Tater Tunnel: Two words that struck fear in the hearts of my brother, Dale, and me when we were children. When Dale was six and I was ten years old, my father bought an old home place in the northwest corner of our county, a stone’s throw from Blue Ridge Mountain peaks. Fruit trees, berries and a spring house that protected the fresh water supply were remnants of the former sustainable, biodynamic farmstead, as was the six room home, rustically comfortable, even though there was no electricity or running water. My mother cooked meals on a camp stove while Dale and I spent hours vainly attempting to reassemble scattered parts of a Model T car. Our family planted a vegetable garden the spring after the property became Daddy’s and when Mama sent me to pull onions for an evening meal, a nearby mountain lion screamed, a blood-curdling sound that sent me running back to the safety of the house, onions scattering in my wake. Even that experience did not compare to the absolute terror of The Tater Tunnel.
Nestled in a tall bank of red clay soil, The Tater Tunnel door yawned inward, beckoning like a horror movie scene that causes viewers to cringe as unsuspecting characters advance, the stuff of which nightmares are made. When, spurred by each other’s “double dog” dares, to poke our heads inside the cavernous interior, walls became alive with movement, cave crickets with powerful jumping legs that sent us, screaming in terror, for the safety of the front porch.
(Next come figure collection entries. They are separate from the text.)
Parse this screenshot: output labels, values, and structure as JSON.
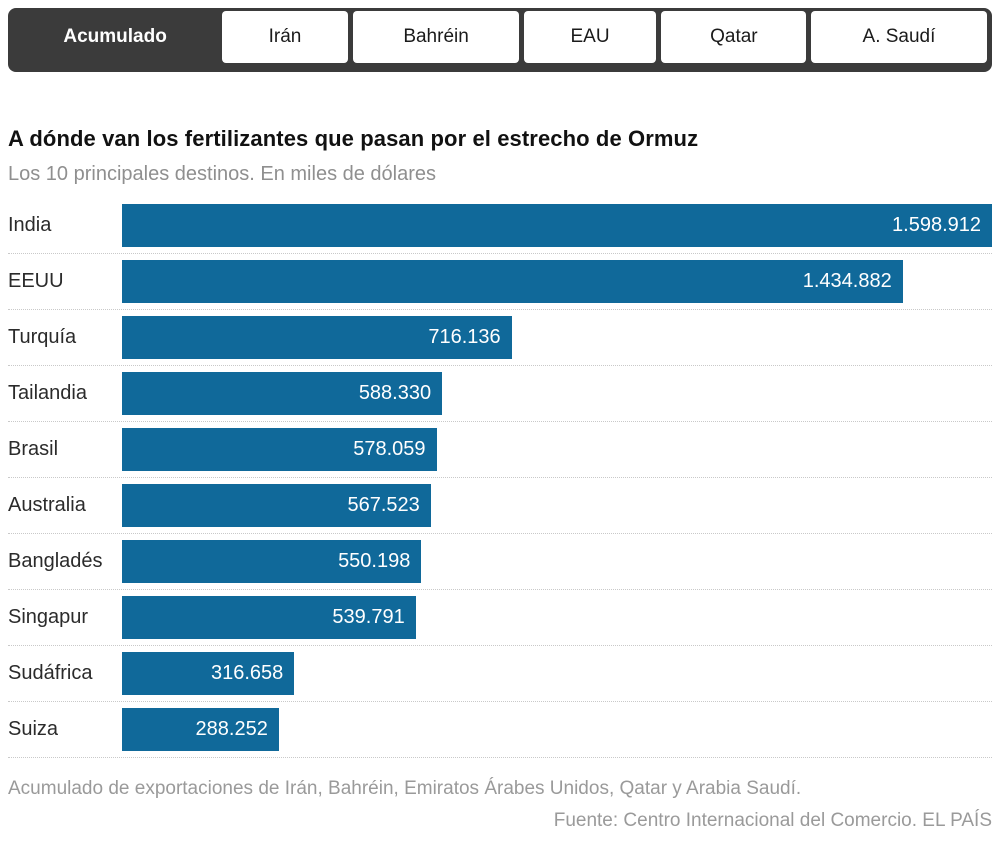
{
  "tabs": {
    "items": [
      {
        "label": "Acumulado",
        "active": true,
        "flex": 210
      },
      {
        "label": "Irán",
        "active": false,
        "flex": 131
      },
      {
        "label": "Bahréin",
        "active": false,
        "flex": 171
      },
      {
        "label": "EAU",
        "active": false,
        "flex": 137
      },
      {
        "label": "Qatar",
        "active": false,
        "flex": 150
      },
      {
        "label": "A. Saudí",
        "active": false,
        "flex": 181
      }
    ]
  },
  "header": {
    "title": "A dónde van los fertilizantes que pasan por el estrecho de Ormuz",
    "subtitle": "Los 10 principales destinos. En miles de dólares"
  },
  "chart_data": {
    "type": "bar",
    "orientation": "horizontal",
    "title": "A dónde van los fertilizantes que pasan por el estrecho de Ormuz",
    "subtitle": "Los 10 principales destinos. En miles de dólares",
    "unit": "miles de dólares",
    "categories": [
      "India",
      "EEUU",
      "Turquía",
      "Tailandia",
      "Brasil",
      "Australia",
      "Bangladés",
      "Singapur",
      "Sudáfrica",
      "Suiza"
    ],
    "values": [
      1598912,
      1434882,
      716136,
      588330,
      578059,
      567523,
      550198,
      539791,
      316658,
      288252
    ],
    "value_labels": [
      "1.598.912",
      "1.434.882",
      "716.136",
      "588.330",
      "578.059",
      "567.523",
      "550.198",
      "539.791",
      "316.658",
      "288.252"
    ],
    "xlim": [
      0,
      1598912
    ],
    "grid": false,
    "legend": false,
    "value_label_position": "inside-end"
  },
  "footer": {
    "note": "Acumulado de exportaciones de Irán, Bahréin, Emiratos Árabes Unidos, Qatar y Arabia Saudí.",
    "source": "Fuente: Centro Internacional del Comercio. EL PAÍS"
  },
  "colors": {
    "bar": "#10699A",
    "tabbar_background": "#3b3b3b",
    "tab_inactive_background": "#ffffff",
    "active_tab_text": "#ffffff",
    "inactive_tab_text": "#1b1b1b",
    "title_text": "#111111",
    "subtitle_text": "#8f8f8f",
    "bar_value_text": "#ffffff",
    "row_separator": "#c9c9c9",
    "footer_text": "#9a9a9a"
  }
}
Red Thumb Container Harvest
Recently, I harvested potatoes from two large containers in my backyard. The seed for this crop, Red Thumb fingerlings, came from last year’s leftover potatoes, stored in a laundry room/pantry, which, for some reason, is the best environment in my home for long-term root vegetable storage. After placing large cardboard boxes in windowless basement cabinets, stacking boxes and sacks on pallets (for air circulation) on the main basement floor and the garage, I discovered potatoes sprout fewer eyes and maintain firm texture longer when stored on pantry shelves in newspaper-lined cardboard boxes with lids. Although I know no one who still uses a tater tunnel, I wonder how that storage compares to the pantry.
Red Thumbs ready for harvest
Red Thumb fingerlings are the earliest maturing potato varieties at Heart & Sole Gardens. After planting on March 19, 2017, the containers holding Red Thumbs produced a little over two pounds of mature tubers, while the farm’s row crop, planted a weed later, is just beginning to yield potatoes. Although other potato varieties typically bloom, indicating underground tubers are maturing, Red Thumbs do not always sport blossoms, but curling, yellow leaves and withering vines are a good indication for harvest time. After removing spent plants, I added a good dose of compost to the containers and placed more seed. Who knows, with a little luck, I may pull three harvests from the same containers before winter!
Fresh spring ingredients make delicious potato salad
If you have never tasted fingerling potatoes, freshly harvested, shop for them at your local farmer’s market. The flavor difference is as striking as comparing a home grown tomato to one purchased from the supermarket. With potatoes as fresh as these, simple preparations are best to showcase delicious flavor. Slice fingerlings lengthwise, season with salt and pepper, drizzle olive oil over and briefly roast in the oven until they are fork tender or try this salad recipe, perfect for a main vegetarian course or side dish.
And if you happen to know the location of a tater tunnel with a yawning door and leaping crickets, I double dog dare you to walk inside!
Scrub about one pound of freshly dug fingerling potatoes. Place potatoes, unpeeled, in a pot of water, seasoned with salt and pepper, and simmer until fork tender. Do not overcook.
While potatoes cook, place about 4 cups mixed salad greens in a large bowl. Add 1/2 cup sliced radishes, 1/3 cup thinly sliced spring onion tops and 1 cup fresh asparagus, sliced into 1-inch pieces.
For the vinaigrette, combine 1/3 cup olive oil, juice from ½ fresh lemon, 1 teaspoon spicy mustard, (We prefer Lusty Monk, produced in Asheville, N.C.) several dashes of your favorite hot sauce, (Dusty Foothills, produced in Durham, N.C., is perfect) and salt and pepper to taste.
Drain potatoes, slice into bite-size pieces and add to salad green mixture.
Pour vinaigrette over salad and toss to combine.
*Serves about 4 as a side and 2 for a main course.